Kimi Antonelli piace proprio a tutti, persino a chi di campioni passeggiare nella propria casa ne ha visti parecchi. Perché nonostante la giovane età, con una magia dopo l’altra l’italiano ha catturato l’attenzione di tutti, diventando in un attimo lo sportivo - e non solo - del momento. Tra i tanti “pezzi grossi” che ha colpito c’è anche Pier Silvio Berlusconi, numero uno di Mediaset, che di Antonelli ha parlato lo scorso mercoledì sera negli studi di Cologno Monzese in occasione della presentazione dei palinsesti della prossima stagione televisiva.
Tra un argomento e l’altro, infatti, quando è arrivato quello della F1 Berlusconi ha spiazzato tutti, e non solo perché ha dichiarato apertamente di essere un tifoso dell’italiano: “È lo sportivo che più mi ha impressionato negli ultimi mesi”, ha raccontato riferendosi all’attuale leader del mondiale, come riportato dalla Gazzetta dello Sport. “Lo adoro perché è fantastico e di lui mi piace tutto: il sorriso, come parla, come si pone con la squadra, come guida e come vince”.

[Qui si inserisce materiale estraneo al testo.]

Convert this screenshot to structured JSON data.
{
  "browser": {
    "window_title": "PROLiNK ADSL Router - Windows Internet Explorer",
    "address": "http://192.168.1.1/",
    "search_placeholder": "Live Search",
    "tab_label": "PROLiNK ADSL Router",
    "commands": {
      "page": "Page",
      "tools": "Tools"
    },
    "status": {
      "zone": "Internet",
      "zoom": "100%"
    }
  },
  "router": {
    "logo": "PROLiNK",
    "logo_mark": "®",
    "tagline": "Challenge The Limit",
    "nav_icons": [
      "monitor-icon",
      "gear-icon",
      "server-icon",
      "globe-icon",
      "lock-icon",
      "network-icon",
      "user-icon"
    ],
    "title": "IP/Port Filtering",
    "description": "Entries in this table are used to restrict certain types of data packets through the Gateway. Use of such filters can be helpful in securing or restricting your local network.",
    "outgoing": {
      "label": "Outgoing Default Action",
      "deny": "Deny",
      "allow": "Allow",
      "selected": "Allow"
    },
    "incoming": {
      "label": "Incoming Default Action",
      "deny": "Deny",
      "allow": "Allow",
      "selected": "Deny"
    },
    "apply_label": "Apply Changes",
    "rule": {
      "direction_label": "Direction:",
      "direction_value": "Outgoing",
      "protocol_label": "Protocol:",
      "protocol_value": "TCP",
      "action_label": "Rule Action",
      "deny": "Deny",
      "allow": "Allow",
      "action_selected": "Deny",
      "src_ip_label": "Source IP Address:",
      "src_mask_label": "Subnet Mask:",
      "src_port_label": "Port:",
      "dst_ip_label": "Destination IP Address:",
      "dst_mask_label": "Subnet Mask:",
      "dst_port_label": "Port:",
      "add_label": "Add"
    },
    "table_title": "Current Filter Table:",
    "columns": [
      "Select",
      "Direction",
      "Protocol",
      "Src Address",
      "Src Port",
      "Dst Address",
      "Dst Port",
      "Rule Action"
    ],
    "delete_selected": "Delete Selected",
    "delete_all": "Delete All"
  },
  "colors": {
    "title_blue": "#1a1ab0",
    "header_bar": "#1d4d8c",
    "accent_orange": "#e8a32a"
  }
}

Poi, a legare i due c’è anche un retroscena inaspettato: “Sarò suo tifoso per sempre perché è un ragazzo d’oro. Abbiamo un amico comune che, nel giorno del mio compleanno, mi ha inviato sul telefono un video di Kimi che mi faceva gli auguri. Mi sono emozionato perché un campione di F1 come lui, con tutta la pressione che ha addosso e sempre in giro per il mondo, ha trovato il tempo di dedicarmi un pensiero”.
Un pensiero semplice, ma comunque carico di significato per chi quel video l’ha ricevuto. Un’attenzione e una disponibilità che in Antonelli si riscontrano ogni fine settimana, persino nei momenti più concitati dentro il paddock, perché c’è sempre tempo per un saluto, una stretta di mano, un autografo o, semplicemente, un sorriso. È il tratto distintivo di Kimi, come più volte ha spiegato sia lo stesso Antonelli che chi da sempre gli è al fianco.
Durante la conferenza tenutasi nel campus realizzato da Mediaset, però, Berlusconi ha poi parlato anche di diritti televisivi, rivelando come il motorsport sia stato tenuto in considerazione nonostante gli esiti negativi finali. Specie sulla MotoGP, che in epoca recente su Italia 1 è stata di casa prima di approdare sul 208 di Sky, il manager ha raccontato: “Se avessimo voluto, avremmo potuto prendere il Motomondiale, ma senza Valentino Rossi non funziona più come prima”. Sulla F1, invece, è stato ancora più diretto: “Costa troppo, ma la seguo comunque”.
A fronte di una fetta di audience che continua a sperare in un ritorno dei motori in chiaro, la questione può considerarsi chiusa: a maggio Liberty Media e Sky hanno rinnovato i diritti in esclusiva per l’Italia fino al 2032, ribadendo come F1 e MotoGP rimarranno rispettivamente sui canali 207 e 208 della pay-TV per eccellenza, con un accordo siglato anche grazie alla grande spinta che recentemente c’è stata tra Kimi Antonelli e le case italiane in lotta per il titolo nel motomondiale, Aprilia e Ducati.
Mediaset, e qualsiasi altra emittente generalista, può quindi guardare ma non toccare: per almeno un altro decennio entrambe le categorie rimarranno lì dove sono adesso.